Features I by I 06.07.16

Discwoman’s SHYBOI celebrates outlaw bikers and a queer appetite for destruction

SHYBOI is the latest talent to join the ranks of the ambitious Discwoman collective of non-male selectors. The Jamaica-born, Brooklyn-based DJ and visual artist toasts her signing by telling Aurora Mitchell about the outlaw culture that inspired her new audiovisual mix, #CURRENTMOOD, which we’re premiering below.

During Black History Month this February, New York City DJ collective Discwoman teamed up with Boiler Room to coordinate an all-black, all-woman line-up in Brooklyn, with sets from Juliana Huxtable, UNiiQU3 and BEARCAT. Kicking off the night was from Yulan Grant, known as SHYBOI. Gripping the room in the tense negative space between the metallic whomps and foghorn sirens of Rizzla’s ‘Airlock’, she then took us on a half-hour trip through thundering club workouts, glitchy breakbeat, hip-hop and kuduro, including an edit of Hardrive’s classic ‘Deep Inside’.

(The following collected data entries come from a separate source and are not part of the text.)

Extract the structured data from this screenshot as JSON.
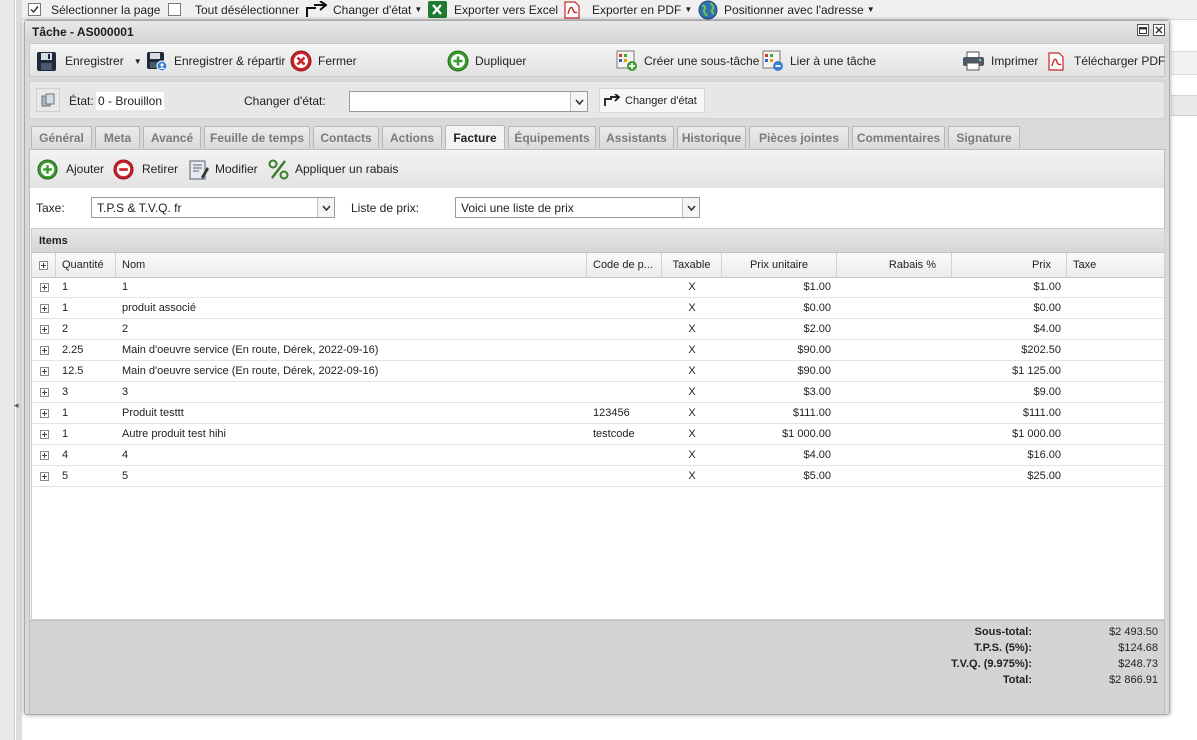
{
  "background_toolbar": {
    "select_page": "Sélectionner la page",
    "deselect_all": "Tout désélectionner",
    "change_state": "Changer d'état",
    "export_excel": "Exporter vers Excel",
    "export_pdf": "Exporter en PDF",
    "position_address": "Positionner avec l'adresse"
  },
  "window": {
    "title": "Tâche - AS000001"
  },
  "toolbar": {
    "save": "Enregistrer",
    "save_assign": "Enregistrer & répartir",
    "close": "Fermer",
    "duplicate": "Dupliquer",
    "create_subtask": "Créer une sous-tâche",
    "link_task": "Lier à une tâche",
    "print": "Imprimer",
    "download_pdf": "Télécharger PDF"
  },
  "state": {
    "label": "État:",
    "value": "0 - Brouillon",
    "change_label": "Changer d'état:",
    "change_value": "",
    "change_button": "Changer d'état"
  },
  "tabs": [
    {
      "label": "Général"
    },
    {
      "label": "Meta"
    },
    {
      "label": "Avancé"
    },
    {
      "label": "Feuille de temps"
    },
    {
      "label": "Contacts"
    },
    {
      "label": "Actions"
    },
    {
      "label": "Facture"
    },
    {
      "label": "Équipements"
    },
    {
      "label": "Assistants"
    },
    {
      "label": "Historique"
    },
    {
      "label": "Pièces jointes"
    },
    {
      "label": "Commentaires"
    },
    {
      "label": "Signature"
    }
  ],
  "active_tab": "Facture",
  "invoice_toolbar": {
    "add": "Ajouter",
    "remove": "Retirer",
    "edit": "Modifier",
    "discount": "Appliquer un rabais"
  },
  "tax": {
    "label": "Taxe:",
    "value": "T.P.S & T.V.Q. fr",
    "price_list_label": "Liste de prix:",
    "price_list_value": "Voici une liste de prix"
  },
  "grid": {
    "title": "Items",
    "columns": [
      "Quantité",
      "Nom",
      "Code de p...",
      "Taxable",
      "Prix unitaire",
      "Rabais %",
      "Prix",
      "Taxe"
    ],
    "rows": [
      {
        "qty": "1",
        "name": "1",
        "code": "",
        "taxable": "X",
        "unit": "$1.00",
        "discount": "",
        "price": "$1.00",
        "tax": ""
      },
      {
        "qty": "1",
        "name": "produit associé",
        "code": "",
        "taxable": "X",
        "unit": "$0.00",
        "discount": "",
        "price": "$0.00",
        "tax": ""
      },
      {
        "qty": "2",
        "name": "2",
        "code": "",
        "taxable": "X",
        "unit": "$2.00",
        "discount": "",
        "price": "$4.00",
        "tax": ""
      },
      {
        "qty": "2.25",
        "name": "Main d'oeuvre service (En route, Dérek, 2022-09-16)",
        "code": "",
        "taxable": "X",
        "unit": "$90.00",
        "discount": "",
        "price": "$202.50",
        "tax": ""
      },
      {
        "qty": "12.5",
        "name": "Main d'oeuvre service (En route, Dérek, 2022-09-16)",
        "code": "",
        "taxable": "X",
        "unit": "$90.00",
        "discount": "",
        "price": "$1 125.00",
        "tax": ""
      },
      {
        "qty": "3",
        "name": "3",
        "code": "",
        "taxable": "X",
        "unit": "$3.00",
        "discount": "",
        "price": "$9.00",
        "tax": ""
      },
      {
        "qty": "1",
        "name": "Produit testtt",
        "code": "123456",
        "taxable": "X",
        "unit": "$111.00",
        "discount": "",
        "price": "$111.00",
        "tax": ""
      },
      {
        "qty": "1",
        "name": "Autre produit test hihi",
        "code": "testcode",
        "taxable": "X",
        "unit": "$1 000.00",
        "discount": "",
        "price": "$1 000.00",
        "tax": ""
      },
      {
        "qty": "4",
        "name": "4",
        "code": "",
        "taxable": "X",
        "unit": "$4.00",
        "discount": "",
        "price": "$16.00",
        "tax": ""
      },
      {
        "qty": "5",
        "name": "5",
        "code": "",
        "taxable": "X",
        "unit": "$5.00",
        "discount": "",
        "price": "$25.00",
        "tax": ""
      }
    ]
  },
  "totals": [
    {
      "label": "Sous-total:",
      "value": "$2 493.50"
    },
    {
      "label": "T.P.S. (5%):",
      "value": "$124.68"
    },
    {
      "label": "T.V.Q. (9.975%):",
      "value": "$248.73"
    },
    {
      "label": "Total:",
      "value": "$2 866.91"
    }
  ],
  "icons": {
    "save": "floppy-icon",
    "close": "close-circle-icon",
    "duplicate": "plus-circle-icon",
    "print": "printer-icon",
    "pdf": "pdf-icon"
  },
  "colors": {
    "window_bg": "#d9d9d9",
    "panel_bg": "#f3f3f3",
    "add_green": "#3a9a2d",
    "remove_red": "#c8222a",
    "pdf_red": "#c62828"
  }
}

“Playing with people who I truly respect is always rewarding – it forces you to step your game up,” Grant recalls via email. “The fact that the line-up was slathered in unapologetic melanin, shea butter and black girl magic was the icing on the cake.” Reflecting on the audience she faced from inside the booth, she underscores an aspect of the night that’s also at the heart of her intentions as queer black artist. “It’s always interesting to see who inhabits these sort of spaces. All black womyn lineup, majority white male crowd. Kind of symptomatic of how black culture is consumed isn’t it?”

Since launching as a platform for women DJs in 2014, Discwoman has brought the diverse talents of DJ Haram, Umfang, BEARCAT and Volvox under its umbrella and recently boosted its industry power by launching as an agency, DW Artists. Having formed a friendship with the crew after performing a few shows alongside Discwoman artists, Grant was recently invited to join the agency by the collective’s co-founder, Frankie Hutchinson. “I said, ‘duh’.”

“I’m constantly bombarded by stimuli when I work – I’ll have a playlist chiming in and out and a show streaming in the corner”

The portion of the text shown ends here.